Hiring a Strong Team
“Hire like your life depends on it. It does.” – Reid Hoffman, Founder of PayPal
Don’t make the mistake of hiring the first person to come along. I interviewed 9 couples before finding the right staff elder fit in the first church I planted. We hosted many of the couples for the weekend, spent lots of time, incurred financial cost and still came to several dead-ends. But working on finding the right person is forward motion. You are opening doors to discover the right one to walk through. Avoid the tendency to assume the best about everyone in hiring. Kick the tires. Punch the gas on the test drive to find the top speed. Ask hard questions. Be a skeptic. Try to discover all the reasons it won’t work.
It’s in your best interest to be as explicit as possible about your vision, team definition, core value, and core focus. Don’t sugar coat things that are broken. Don’t “sell” a candidate on coming to join the team. Be honest about your church, work hard to get the honest truth about the fitness of the candidate.
Check References – Ask for 3 references, then ask for 3 more.
Have various perspectives conduct interviews. Remember, track record trumps everything. King David killed lions and bears as a boy and then went on to kill a giant as a man. The past foreshadows the future.

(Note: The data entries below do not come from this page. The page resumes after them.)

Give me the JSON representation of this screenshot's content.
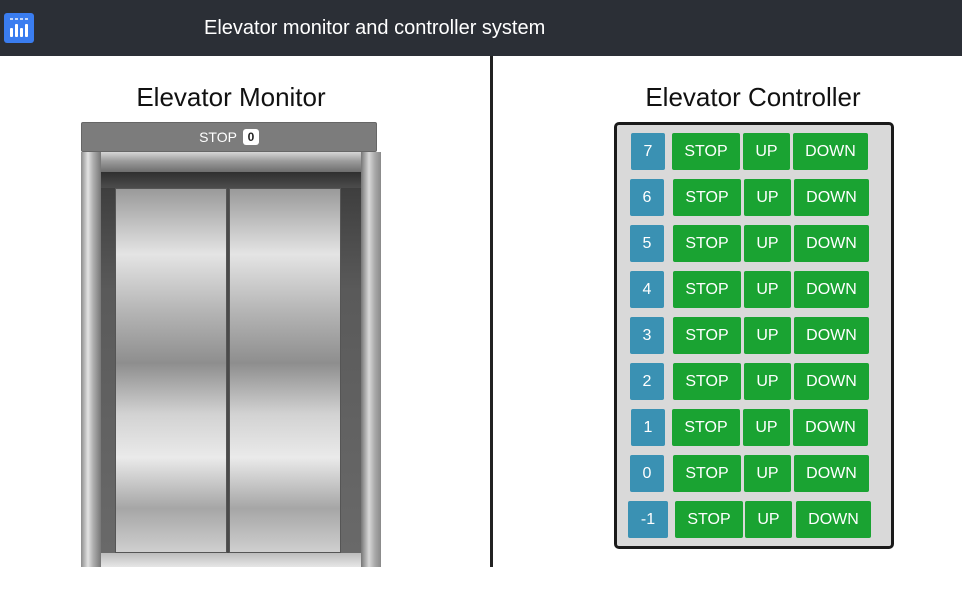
{
  "header": {
    "title": "Elevator monitor and controller system",
    "icon": "chart-bars-icon",
    "background": "#2b2f36"
  },
  "monitor": {
    "title": "Elevator Monitor",
    "status_label": "STOP",
    "current_floor": "0"
  },
  "controller": {
    "title": "Elevator Controller",
    "rows": [
      {
        "floor": "7",
        "stop": "STOP",
        "up": "UP",
        "down": "DOWN"
      },
      {
        "floor": "6",
        "stop": "STOP",
        "up": "UP",
        "down": "DOWN"
      },
      {
        "floor": "5",
        "stop": "STOP",
        "up": "UP",
        "down": "DOWN"
      },
      {
        "floor": "4",
        "stop": "STOP",
        "up": "UP",
        "down": "DOWN"
      },
      {
        "floor": "3",
        "stop": "STOP",
        "up": "UP",
        "down": "DOWN"
      },
      {
        "floor": "2",
        "stop": "STOP",
        "up": "UP",
        "down": "DOWN"
      },
      {
        "floor": "1",
        "stop": "STOP",
        "up": "UP",
        "down": "DOWN"
      },
      {
        "floor": "0",
        "stop": "STOP",
        "up": "UP",
        "down": "DOWN"
      },
      {
        "floor": "-1",
        "stop": "STOP",
        "up": "UP",
        "down": "DOWN"
      }
    ]
  },
  "colors": {
    "floor_button": "#3a91b3",
    "action_button": "#1aa332",
    "panel_background": "#d9d9d9"
  }
}
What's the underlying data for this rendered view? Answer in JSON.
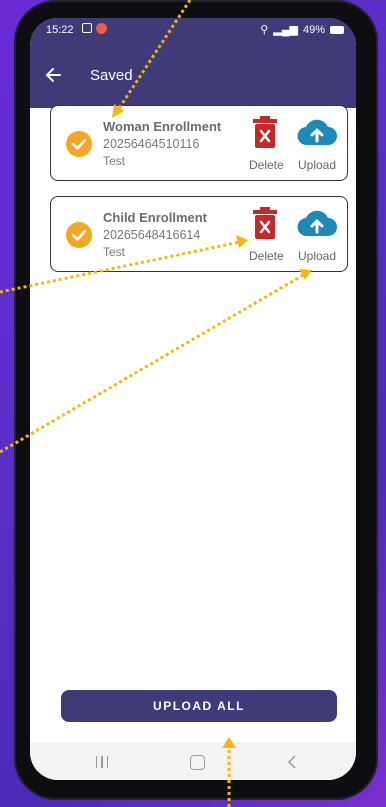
{
  "status": {
    "time": "15:22",
    "battery": "49%"
  },
  "appbar": {
    "title": "Saved",
    "back_icon": "arrow-left-icon"
  },
  "records": [
    {
      "name": "Woman Enrollment",
      "id": "20256464510116",
      "note": "Test",
      "delete_label": "Delete",
      "upload_label": "Upload"
    },
    {
      "name": "Child Enrollment",
      "id": "20265648416614",
      "note": "Test",
      "delete_label": "Delete",
      "upload_label": "Upload"
    }
  ],
  "footer": {
    "upload_all_label": "UPLOAD ALL"
  },
  "colors": {
    "primary": "#3f3a78",
    "check": "#f5a623",
    "delete": "#c62828",
    "upload": "#1e88b8",
    "annotation": "#f5b70a"
  }
}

“Potential” is mostly preordained disappointment. With one exception being exceptional young leaders. No one who is 40+ should mostly be thought of in terms of “potential” if there is no evidence in the track record of any related competency.

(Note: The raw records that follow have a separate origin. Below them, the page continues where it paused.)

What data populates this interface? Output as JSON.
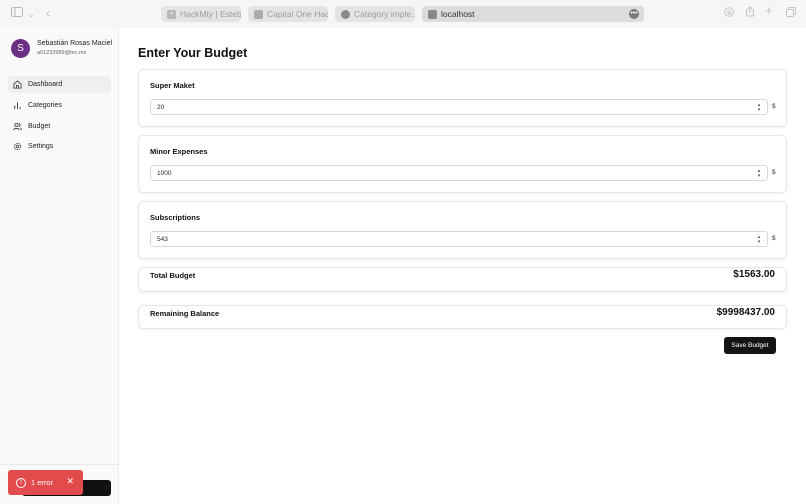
{
  "browser": {
    "tabs": [
      {
        "label": "HackMty | Esteb...",
        "icon": "tab-favicon"
      },
      {
        "label": "Capital One Hac...",
        "icon": "folder-icon"
      },
      {
        "label": "Category imple...",
        "icon": "github-icon"
      },
      {
        "label": "localhost",
        "icon": "page-icon"
      }
    ]
  },
  "sidebar": {
    "user": {
      "initial": "S",
      "name": "Sebastián Rosas Maciel",
      "email": "a01233989@tec.mx"
    },
    "items": [
      {
        "label": "Dashboard",
        "icon": "home-icon"
      },
      {
        "label": "Categories",
        "icon": "bar-chart-icon"
      },
      {
        "label": "Budget",
        "icon": "users-icon"
      },
      {
        "label": "Settings",
        "icon": "gear-icon"
      }
    ]
  },
  "main": {
    "title": "Enter Your Budget",
    "fields": [
      {
        "label": "Super Maket",
        "value": "20",
        "currency": "$"
      },
      {
        "label": "Minor Expenses",
        "value": "1000",
        "currency": "$"
      },
      {
        "label": "Subscriptions",
        "value": "543",
        "currency": "$"
      }
    ],
    "total": {
      "label": "Total Budget",
      "value": "$1563.00"
    },
    "remaining": {
      "label": "Remaining Balance",
      "value": "$9998437.00"
    },
    "save_label": "Save Budget"
  },
  "toast": {
    "label": "1 error"
  },
  "colors": {
    "avatar": "#6b2f86",
    "toast": "#e24b4b",
    "button": "#141414"
  }
}
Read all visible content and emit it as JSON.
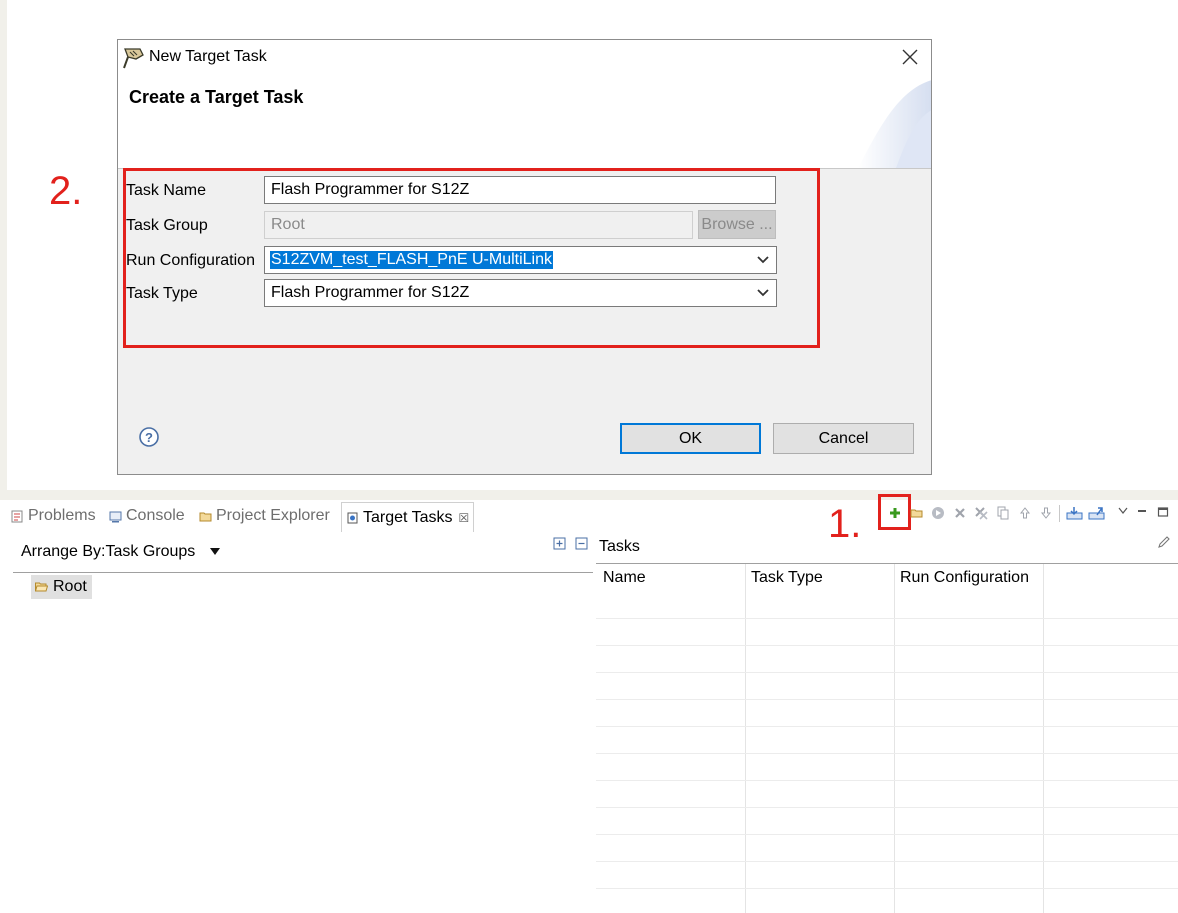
{
  "dialog": {
    "title": "New Target Task",
    "heading": "Create a Target Task",
    "task_name_label": "Task Name",
    "task_name_value": "Flash Programmer for S12Z",
    "task_group_label": "Task Group",
    "task_group_value": "Root",
    "browse_label": "Browse ...",
    "run_config_label": "Run Configuration",
    "run_config_value": "S12ZVM_test_FLASH_PnE U-MultiLink",
    "task_type_label": "Task Type",
    "task_type_value": "Flash Programmer for S12Z",
    "ok_label": "OK",
    "cancel_label": "Cancel"
  },
  "annotations": {
    "step1": "1.",
    "step2": "2."
  },
  "views": {
    "tabs": [
      {
        "label": "Problems",
        "icon": "problems-icon"
      },
      {
        "label": "Console",
        "icon": "console-icon"
      },
      {
        "label": "Project Explorer",
        "icon": "project-explorer-icon"
      },
      {
        "label": "Target Tasks",
        "icon": "target-tasks-icon",
        "active": true
      }
    ],
    "close_glyph": "☒"
  },
  "left_panel": {
    "arrange_label": "Arrange By:Task Groups",
    "root_label": "Root"
  },
  "tasks_panel": {
    "title": "Tasks",
    "columns": [
      "Name",
      "Task Type",
      "Run Configuration"
    ]
  },
  "colors": {
    "annotation_red": "#e2211c",
    "selection_blue": "#0078d7",
    "add_green": "#3a9a1f"
  }
}
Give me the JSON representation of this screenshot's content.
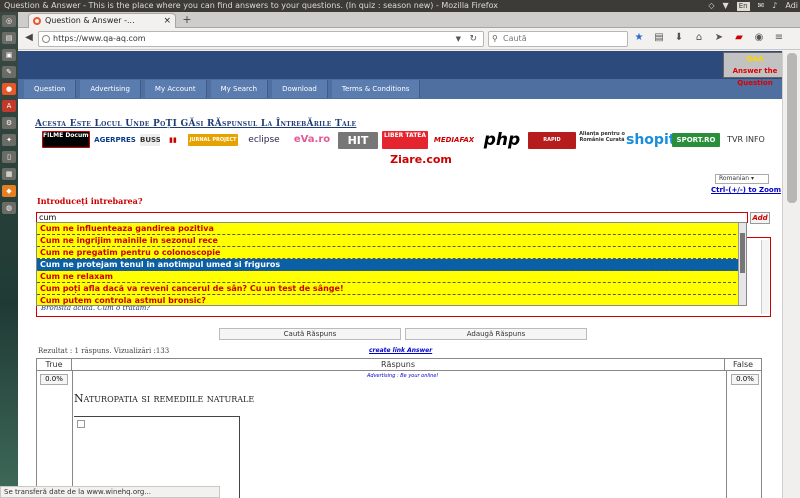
{
  "window": {
    "title": "Question & Answer - This is the place where you can find answers to your questions. (In quiz : season new) - Mozilla Firefox"
  },
  "tray": {
    "lang": "En",
    "user": "Adi"
  },
  "browser": {
    "tab_title": "Question & Answer -...",
    "url": "https://www.qa-aq.com",
    "search_placeholder": "Caută",
    "status": "Se transferă date de la www.winehq.org..."
  },
  "site": {
    "logo_top": "Q&A",
    "logo_bottom": "Answer the Question",
    "menu": [
      "Question",
      "Advertising",
      "My Account",
      "My Search",
      "Download",
      "Terms & Conditions"
    ],
    "tagline": "Acesta Este Locul Unde PoȚI GĂsi RĂspunsul La ÎntrebĂrile Tale",
    "language": "Romanian",
    "zoom_hint": "Ctrl-(+/-) to Zoom",
    "question_label": "Introduceți intrebarea?",
    "question_value": "cum",
    "add_label": "Add",
    "result_preview": "Bronsita acuta. Cum o tratam?",
    "suggestions": [
      "Cum ne influenteaza gandirea pozitiva",
      "Cum ne ingrijim mainile in sezonul rece",
      "Cum ne pregatim pentru o colonoscopie",
      "Cum ne protejam tenul in anotimpul umed si friguros",
      "Cum ne relaxam",
      "Cum poți afla dacă va reveni cancerul de sân? Cu un test de sânge!",
      "Cum putem controla astmul bronsic?"
    ],
    "selected_index": 3,
    "search_btn": "Caută Răspuns",
    "add_answer_btn": "Adaugă Răspuns",
    "stats": "Rezultat : 1 răspuns. Vizualizări :133",
    "create_link": "create link Answer",
    "col_true": "True",
    "col_answer": "Răspuns",
    "col_false": "False",
    "true_pct": "0.0%",
    "false_pct": "0.0%",
    "ad_text": "Advertising : Be your online!",
    "answer_title": "Naturopatia si remediile naturale"
  },
  "partners": [
    "FILME Documentare",
    "AGERPRES",
    "BUSS",
    "JURNAL PROJECT",
    "eclipse",
    "eVa.ro",
    "HIT",
    "LIBER TATEA",
    "MEDIAFAX",
    "php",
    "RAPID",
    "Alianța pentru o Românie Curată",
    "shopit",
    "SPORT.RO",
    "TVR INFO",
    "Ziare.com"
  ],
  "colors": {
    "banner": "#2c4a7c",
    "menu": "#4e6fa0",
    "accent_red": "#cc0000",
    "suggest_bg": "#ffff00",
    "select_bg": "#0b5fa5"
  }
}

*Warning #2* When hiring, like attract like.
The mistake I see time and again involves leaders recruiting new team members who share their identical gifts. Shepherds enjoy being around other shepherds. Evangelists want more evangelists (see also the College Parachurch ministry). Prophets retweet one another’s zingers. Teachers swap book lists. Rather than doubling-down on strength, look for gaps and fill them with diversely gifted leaders. This is God’s desire, with each part properly fitted together growing up into maturing in Christ (Eph 4).
Review gift inventories, don’t overly weight these, just see them as another data point to consider.

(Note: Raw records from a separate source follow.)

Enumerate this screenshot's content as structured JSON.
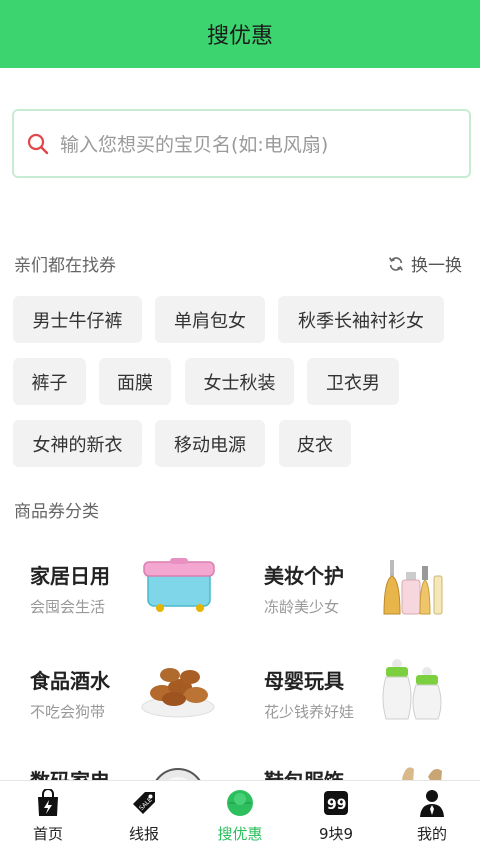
{
  "header": {
    "title": "搜优惠"
  },
  "search": {
    "placeholder": "输入您想买的宝贝名(如:电风扇)"
  },
  "hot": {
    "label": "亲们都在找券",
    "refresh_label": "换一换",
    "tags": [
      "男士牛仔裤",
      "单肩包女",
      "秋季长袖衬衫女",
      "裤子",
      "面膜",
      "女士秋装",
      "卫衣男",
      "女神的新衣",
      "移动电源",
      "皮衣"
    ]
  },
  "categories": {
    "label": "商品券分类",
    "items": [
      {
        "name": "家居日用",
        "sub": "会囤会生活",
        "icon": "storage-box-icon"
      },
      {
        "name": "美妆个护",
        "sub": "冻龄美少女",
        "icon": "perfume-icon"
      },
      {
        "name": "食品酒水",
        "sub": "不吃会狗带",
        "icon": "nuts-icon"
      },
      {
        "name": "母婴玩具",
        "sub": "花少钱养好娃",
        "icon": "baby-bottle-icon"
      },
      {
        "name": "数码家电",
        "sub": "",
        "icon": "appliance-icon"
      },
      {
        "name": "鞋包服饰",
        "sub": "",
        "icon": "fashion-icon"
      }
    ]
  },
  "tabbar": {
    "active": 2,
    "items": [
      {
        "label": "首页",
        "icon": "shopping-bag-icon"
      },
      {
        "label": "线报",
        "icon": "sale-tag-icon"
      },
      {
        "label": "搜优惠",
        "icon": "search-circle-icon"
      },
      {
        "label": "9块9",
        "icon": "nine-nine-icon"
      },
      {
        "label": "我的",
        "icon": "user-icon"
      }
    ]
  },
  "colors": {
    "brand": "#3bd46f",
    "active_tab": "#2dbf5e",
    "search_icon": "#e0464a"
  }
}
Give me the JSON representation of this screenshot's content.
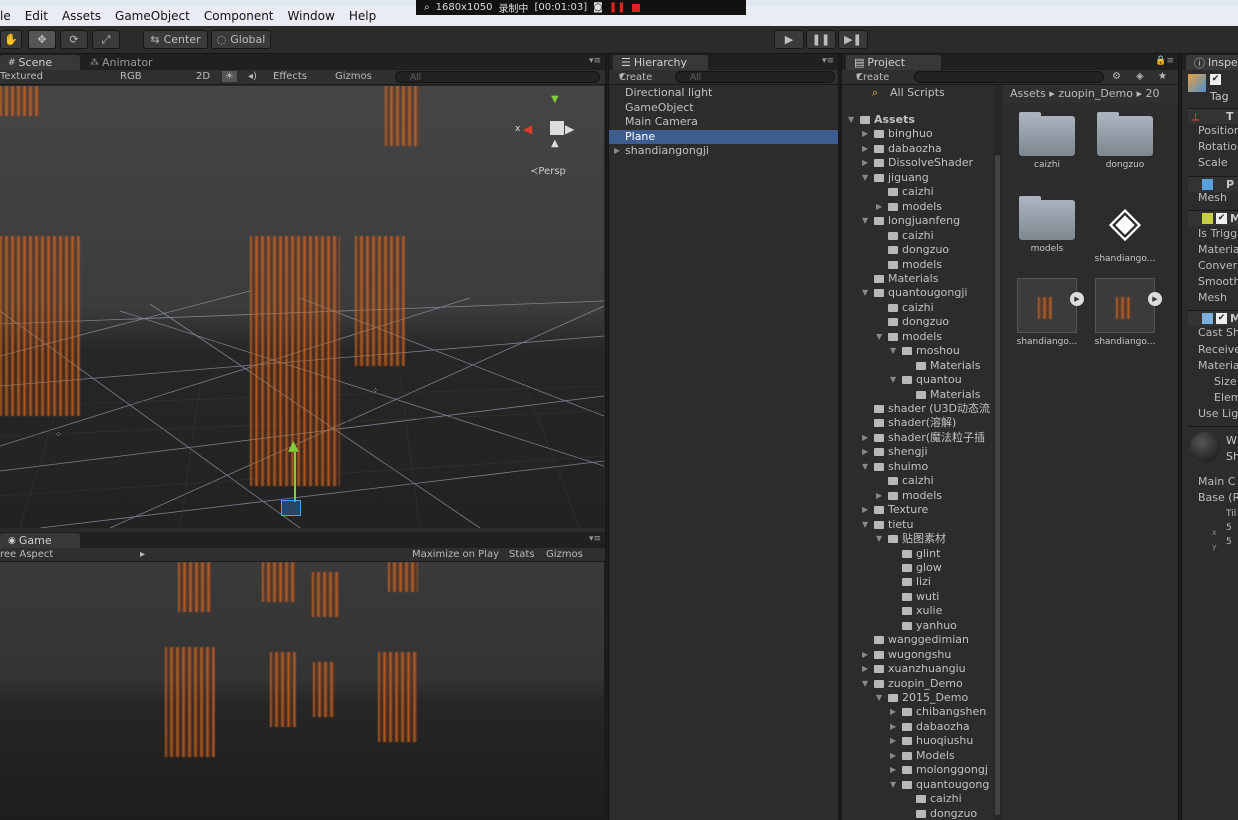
{
  "titlebar": {
    "menu": [
      "File",
      "Edit",
      "Assets",
      "GameObject",
      "Component",
      "Window",
      "Help"
    ],
    "menu_display": [
      "le",
      "Edit",
      "Assets",
      "GameObject",
      "Component",
      "Window",
      "Help"
    ]
  },
  "recorder": {
    "resolution": "1680x1050",
    "status": "录制中",
    "time": "[00:01:03]"
  },
  "toolbar": {
    "pivot": "Center",
    "space": "Global"
  },
  "scene": {
    "tabs": [
      "Scene",
      "Animator"
    ],
    "shading": "Textured",
    "render": "RGB",
    "mode2d": "2D",
    "effects": "Effects",
    "gizmos": "Gizmos",
    "search_placeholder": "All",
    "persp": "Persp"
  },
  "game": {
    "tab": "Game",
    "aspect": "ree Aspect",
    "maximize": "Maximize on Play",
    "stats": "Stats",
    "gizmos": "Gizmos"
  },
  "hierarchy": {
    "tab": "Hierarchy",
    "create": "Create",
    "search_placeholder": "All",
    "items": [
      {
        "label": "Directional light",
        "selected": false,
        "arrow": false
      },
      {
        "label": "GameObject",
        "selected": false,
        "arrow": false
      },
      {
        "label": "Main Camera",
        "selected": false,
        "arrow": false
      },
      {
        "label": "Plane",
        "selected": true,
        "arrow": false
      },
      {
        "label": "shandiangongji",
        "selected": false,
        "arrow": true
      }
    ]
  },
  "project": {
    "tab": "Project",
    "create": "Create",
    "all_scripts": "All Scripts",
    "breadcrumb": [
      "Assets",
      "zuopin_Demo",
      "20"
    ],
    "tree": [
      {
        "label": "Assets",
        "depth": 0,
        "open": true,
        "bold": true
      },
      {
        "label": "binghuo",
        "depth": 1,
        "open": false
      },
      {
        "label": "dabaozha",
        "depth": 1,
        "open": false
      },
      {
        "label": "DissolveShader",
        "depth": 1,
        "open": false
      },
      {
        "label": "jiguang",
        "depth": 1,
        "open": true
      },
      {
        "label": "caizhi",
        "depth": 2,
        "leaf": true
      },
      {
        "label": "models",
        "depth": 2,
        "open": false
      },
      {
        "label": "longjuanfeng",
        "depth": 1,
        "open": true
      },
      {
        "label": "caizhi",
        "depth": 2,
        "leaf": true
      },
      {
        "label": "dongzuo",
        "depth": 2,
        "leaf": true
      },
      {
        "label": "models",
        "depth": 2,
        "leaf": true
      },
      {
        "label": "Materials",
        "depth": 1,
        "leaf": true
      },
      {
        "label": "quantougongji",
        "depth": 1,
        "open": true
      },
      {
        "label": "caizhi",
        "depth": 2,
        "leaf": true
      },
      {
        "label": "dongzuo",
        "depth": 2,
        "leaf": true
      },
      {
        "label": "models",
        "depth": 2,
        "open": true
      },
      {
        "label": "moshou",
        "depth": 3,
        "open": true
      },
      {
        "label": "Materials",
        "depth": 4,
        "leaf": true
      },
      {
        "label": "quantou",
        "depth": 3,
        "open": true
      },
      {
        "label": "Materials",
        "depth": 4,
        "leaf": true
      },
      {
        "label": "shader (U3D动态流",
        "depth": 1,
        "leaf": true
      },
      {
        "label": "shader(溶解)",
        "depth": 1,
        "leaf": true
      },
      {
        "label": "shader(魔法粒子插",
        "depth": 1,
        "open": false
      },
      {
        "label": "shengji",
        "depth": 1,
        "open": false
      },
      {
        "label": "shuimo",
        "depth": 1,
        "open": true
      },
      {
        "label": "caizhi",
        "depth": 2,
        "leaf": true
      },
      {
        "label": "models",
        "depth": 2,
        "open": false
      },
      {
        "label": "Texture",
        "depth": 1,
        "open": false
      },
      {
        "label": "tietu",
        "depth": 1,
        "open": true
      },
      {
        "label": "贴图素材",
        "depth": 2,
        "open": true
      },
      {
        "label": "glint",
        "depth": 3,
        "leaf": true
      },
      {
        "label": "glow",
        "depth": 3,
        "leaf": true
      },
      {
        "label": "lizi",
        "depth": 3,
        "leaf": true
      },
      {
        "label": "wuti",
        "depth": 3,
        "leaf": true
      },
      {
        "label": "xulie",
        "depth": 3,
        "leaf": true
      },
      {
        "label": "yanhuo",
        "depth": 3,
        "leaf": true
      },
      {
        "label": "wanggedimian",
        "depth": 1,
        "leaf": true
      },
      {
        "label": "wugongshu",
        "depth": 1,
        "open": false
      },
      {
        "label": "xuanzhuangiu",
        "depth": 1,
        "open": false
      },
      {
        "label": "zuopin_Demo",
        "depth": 1,
        "open": true
      },
      {
        "label": "2015_Demo",
        "depth": 2,
        "open": true
      },
      {
        "label": "chibangshen",
        "depth": 3,
        "open": false
      },
      {
        "label": "dabaozha",
        "depth": 3,
        "open": false
      },
      {
        "label": "huoqiushu",
        "depth": 3,
        "open": false
      },
      {
        "label": "Models",
        "depth": 3,
        "open": false
      },
      {
        "label": "molonggongj",
        "depth": 3,
        "open": false
      },
      {
        "label": "quantougong",
        "depth": 3,
        "open": true
      },
      {
        "label": "caizhi",
        "depth": 4,
        "leaf": true
      },
      {
        "label": "dongzuo",
        "depth": 4,
        "leaf": true
      }
    ],
    "assets": [
      {
        "label": "caizhi",
        "kind": "folder"
      },
      {
        "label": "dongzuo",
        "kind": "folder"
      },
      {
        "label": "models",
        "kind": "folder"
      },
      {
        "label": "shandiango...",
        "kind": "unity"
      },
      {
        "label": "shandiango...",
        "kind": "prefab"
      },
      {
        "label": "shandiango...",
        "kind": "prefab"
      }
    ]
  },
  "inspector": {
    "tab": "Inspe",
    "tag": "Tag",
    "rows": [
      "Position",
      "Rotatio",
      "Scale",
      "Mesh",
      "Is Trigg",
      "Materia",
      "Conver",
      "Smooth",
      "Mesh",
      "Cast Sh",
      "Receive",
      "Materia",
      "Size",
      "Elem",
      "Use Lig",
      "Main C",
      "Base (R",
      "Til",
      "5",
      "5"
    ],
    "letters": [
      "T",
      "P",
      "M",
      "M"
    ],
    "sh_label": "Sh",
    "w_label": "W",
    "x": "x",
    "y": "y"
  }
}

Work through the 4 C’s with a particular candidate in mind.
- Character – Does this person have the proven character of an elder or deacon?
- Competency – Has this person proven gifted in this role in the past? Where and when? Are you sure?
- Chemistry – Do current team members enjoy hanging out with this person? Do things seem to click? Or do you have trouble relating in a natural way? If so pay attention to that. Teams are like marriages which is to say, atmospheric. You don’t want to find yourself suffocating with a bad cultural fit.
- Context – Where you are in the world matters. Rural southern boys aren’t always a fit in Manhattan. Cultural Elites don’t always jive with small-town America. Blue Collar, White Collar, educated or less educated, it all matters. Love covers a multitude of cultural sins, but why stack the deck against yourself culturally? There are exceptions, but mostly you should avoid drastic cultural disconnect whenever possible.
It takes time, intentionality and money to hire well. But I know of little else more critical to the long term viability of an organization. Get the right people, in the right seats, with clarity and look out. Now let’s turn to how to arrive that clarity as a new team emerges.
Key Questions
- How much monthly attention do you currently give to building out the team?
- How self-aware are you as a leader? How have you discovered your gifts?
- What is the greatest current leadership need in your church?
- What is your current hiring process?